Every one of these stories is written in the books of God.

They matter. I matter. You matter.

The story I tell is only one out of billions, and significance is never measured in human words.

Why then do I tell it?

I tell our story because I am a writer and I can’t seem to help myself.

But more than that, I tell this story because perhaps it can stand in proxy for all those untold stories. Because there are many mothers who stand by hospital beds living stories that would break your heart. Maybe I can be a tiny voice for them, or a small reminder of those you know with stories a little like mine. Or maybe your story is similar, and the words you find here spark a connection.

Beyond that, there is this: Our stories are unique and special, never the same, but the emotions behind the stories are common to us all. My fear is an echo of your fear, my joy of your joy. You do not have to live a story anything like mine to know what it’s like to hurt and worry and laugh and praise God. You have all that in your story already, and our common emotions create a connection beyond the story itself.

More than anything, however, I tell our story because God is in it, undeserving though we are, and I will not, cannot be silent.

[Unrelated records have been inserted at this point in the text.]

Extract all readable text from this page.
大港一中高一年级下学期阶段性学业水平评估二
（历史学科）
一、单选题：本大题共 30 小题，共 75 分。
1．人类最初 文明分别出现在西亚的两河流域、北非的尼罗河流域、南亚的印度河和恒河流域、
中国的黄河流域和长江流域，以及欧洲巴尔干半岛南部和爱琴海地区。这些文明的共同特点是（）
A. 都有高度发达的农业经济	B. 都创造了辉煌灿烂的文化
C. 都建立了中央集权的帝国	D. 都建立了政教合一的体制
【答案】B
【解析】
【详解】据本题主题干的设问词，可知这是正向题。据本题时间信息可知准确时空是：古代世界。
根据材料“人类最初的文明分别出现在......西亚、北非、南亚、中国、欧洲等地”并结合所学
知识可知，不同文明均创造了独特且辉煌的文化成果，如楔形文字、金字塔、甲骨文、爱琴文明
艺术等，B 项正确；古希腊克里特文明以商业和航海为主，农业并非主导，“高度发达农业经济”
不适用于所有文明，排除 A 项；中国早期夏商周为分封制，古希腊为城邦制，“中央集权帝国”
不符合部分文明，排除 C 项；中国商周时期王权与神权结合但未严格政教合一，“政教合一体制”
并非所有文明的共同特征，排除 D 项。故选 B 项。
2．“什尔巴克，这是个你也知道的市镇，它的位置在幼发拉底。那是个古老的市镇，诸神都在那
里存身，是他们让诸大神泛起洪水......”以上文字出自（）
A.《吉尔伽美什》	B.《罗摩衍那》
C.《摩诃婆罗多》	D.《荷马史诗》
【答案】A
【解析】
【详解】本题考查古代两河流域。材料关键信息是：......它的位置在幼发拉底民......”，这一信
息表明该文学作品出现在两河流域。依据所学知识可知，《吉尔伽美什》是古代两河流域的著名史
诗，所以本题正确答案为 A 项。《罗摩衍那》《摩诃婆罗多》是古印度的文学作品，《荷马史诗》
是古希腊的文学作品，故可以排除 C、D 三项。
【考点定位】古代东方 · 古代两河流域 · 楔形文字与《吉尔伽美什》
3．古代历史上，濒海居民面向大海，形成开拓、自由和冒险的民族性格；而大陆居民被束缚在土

God makes every story significant. Even if it ends in the womb. Even if happens in a quiet, unnoticed corner of the world. Even if you can find no words for your pain. Even if it seems God cannot possibly be in this chapter. Even if nothing more exciting than a flat tire happens in it.

Your story matters because you matter, and most of all to God.

Never, never doubt that.

The Irony of Writing About Motherhood

You don’t have to look hard to find us, because we have boldly staked claims in our corner of the internet. We are stay-at-home moms who write about the life-changing task of motherhood.

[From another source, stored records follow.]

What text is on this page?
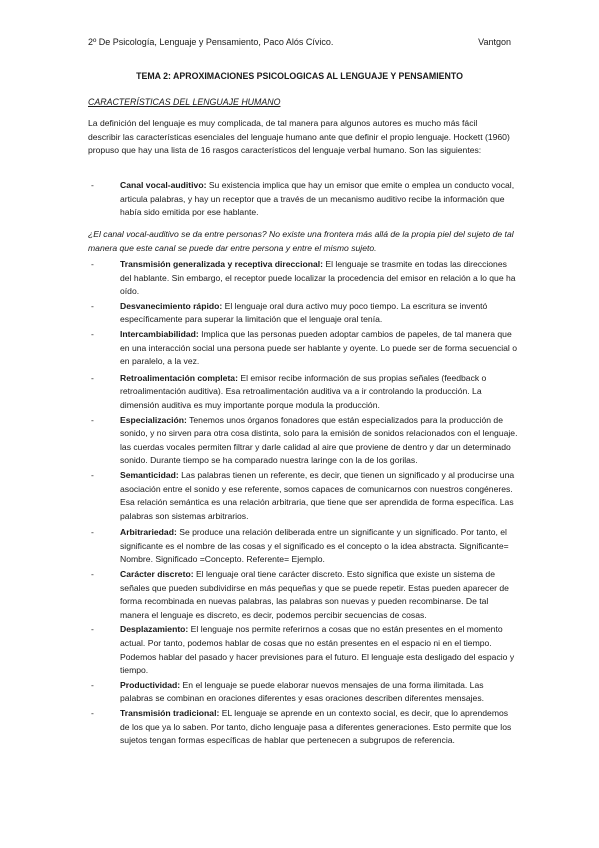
2º De Psicología, Lenguaje y Pensamiento, Paco Alós Cívico.	Vantgon
TEMA 2: APROXIMACIONES PSICOLOGICAS AL LENGUAJE Y PENSAMIENTO
CARACTERÍSTICAS DEL LENGUAJE HUMANO
La definición del lenguaje es muy complicada, de tal manera para algunos autores es mucho más fácil describir las características esenciales del lenguaje humano ante que definir el propio lenguaje. Hockett (1960) propuso que hay una lista de 16 rasgos característicos del lenguaje verbal humano. Son las siguientes:
-	Canal vocal-auditivo: Su existencia implica que hay un emisor que emite o emplea un conducto vocal, articula palabras, y hay un receptor que a través de un mecanismo auditivo recibe la información que había sido emitida por ese hablante.
¿El canal vocal-auditivo se da entre personas? No existe una frontera más allá de la propia piel del sujeto de tal manera que este canal se puede dar entre persona y entre el mismo sujeto.
-	Transmisión generalizada y receptiva direccional: El lenguaje se trasmite en todas las direcciones del hablante. Sin embargo, el receptor puede localizar la procedencia del emisor en relación a lo que ha oído.
-	Desvanecimiento rápido: El lenguaje oral dura activo muy poco tiempo. La escritura se inventó específicamente para superar la limitación que el lenguaje oral tenía.
-	Intercambiabilidad: Implica que las personas pueden adoptar cambios de papeles, de tal manera que en una interacción social una persona puede ser hablante y oyente. Lo puede ser de forma secuencial o en paralelo, a la vez.
-	Retroalimentación completa: El emisor recibe información de sus propias señales (feedback o retroalimentación auditiva). Esa retroalimentación auditiva va a ir controlando la producción. La dimensión auditiva es muy importante porque modula la producción.
-	Especialización: Tenemos unos órganos fonadores que están especializados para la producción de sonido, y no sirven para otra cosa distinta, solo para la emisión de sonidos relacionados con el lenguaje. las cuerdas vocales permiten filtrar y darle calidad al aire que proviene de dentro y dar un determinado sonido. Durante tiempo se ha comparado nuestra laringe con la de los gorilas.
-	Semanticidad: Las palabras tienen un referente, es decir, que tienen un significado y al producirse una asociación entre el sonido y ese referente, somos capaces de comunicarnos con nuestros congéneres. Esa relación semántica es una relación arbitraria, que tiene que ser aprendida de forma específica. Las palabras son sistemas arbitrarios.
-	Arbitrariedad: Se produce una relación deliberada entre un significante y un significado. Por tanto, el significante es el nombre de las cosas y el significado es el concepto o la idea abstracta. Significante= Nombre. Significado =Concepto. Referente= Ejemplo.
-	Carácter discreto: El lenguaje oral tiene carácter discreto. Esto significa que existe un sistema de señales que pueden subdividirse en más pequeñas y que se puede repetir. Estas pueden aparecer de forma recombinada en nuevas palabras, las palabras son nuevas y pueden recombinarse. De tal manera el lenguaje es discreto, es decir, podemos percibir secuencias de cosas.
-	Desplazamiento: El lenguaje nos permite referirnos a cosas que no están presentes en el momento actual. Por tanto, podemos hablar de cosas que no están presentes en el espacio ni en el tiempo. Podemos hablar del pasado y hacer previsiones para el futuro. El lenguaje esta desligado del espacio y tiempo.
-	Productividad: En el lenguaje se puede elaborar nuevos mensajes de una forma ilimitada. Las palabras se combinan en oraciones diferentes y esas oraciones describen diferentes mensajes.
-	Transmisión tradicional: EL lenguaje se aprende en un contexto social, es decir, que lo aprendemos de los que ya lo saben. Por tanto, dicho lenguaje pasa a diferentes generaciones. Esto permite que los sujetos tengan formas específicas de hablar que pertenecen a subgrupos de referencia.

We all have something to say and a sympathetic audience, so why not say it? Mothering can consume us, and it’s such a relief to reach out and connect with others in similar shoes. Ah, what comfort—we are not alone. And if we are able to help someone weather a rough patch or solve a problem with our words, so much the better.

But writing about motherhood contains an internal and inescapable irony. I see it in my own words about campfire memories and wildflower bouquets, when I write about spending time with my family, about seeing my children before they are grown and gone.

How did I write those words? I sat down at the computer and said “just wait, sweetie” and pecked at the keyboard and served hot dogs for supper.

To write about motherhood I must abandon the duties of which I write. I ignore the sticky floor and the stickier kitchen counter so I can pen missives about having proper priorities. I put off cleaning the outgrown clothes out of drawers so I can write about that day the snake crawled under my refrigerator.

This abandonment is not exclusive to writing: Sewing, scrapbooking, and cake decorating can demand equal commitment and time. But writing trips me up the most.

I wrestle with this contradiction, my responsibilities on one hand, the words on the other, and me caught in the middle. Or is it my children caught in the middle?

I hope not. I pray not.

Because that would be the greatest irony: to neglect my children so that I can write about motherhood.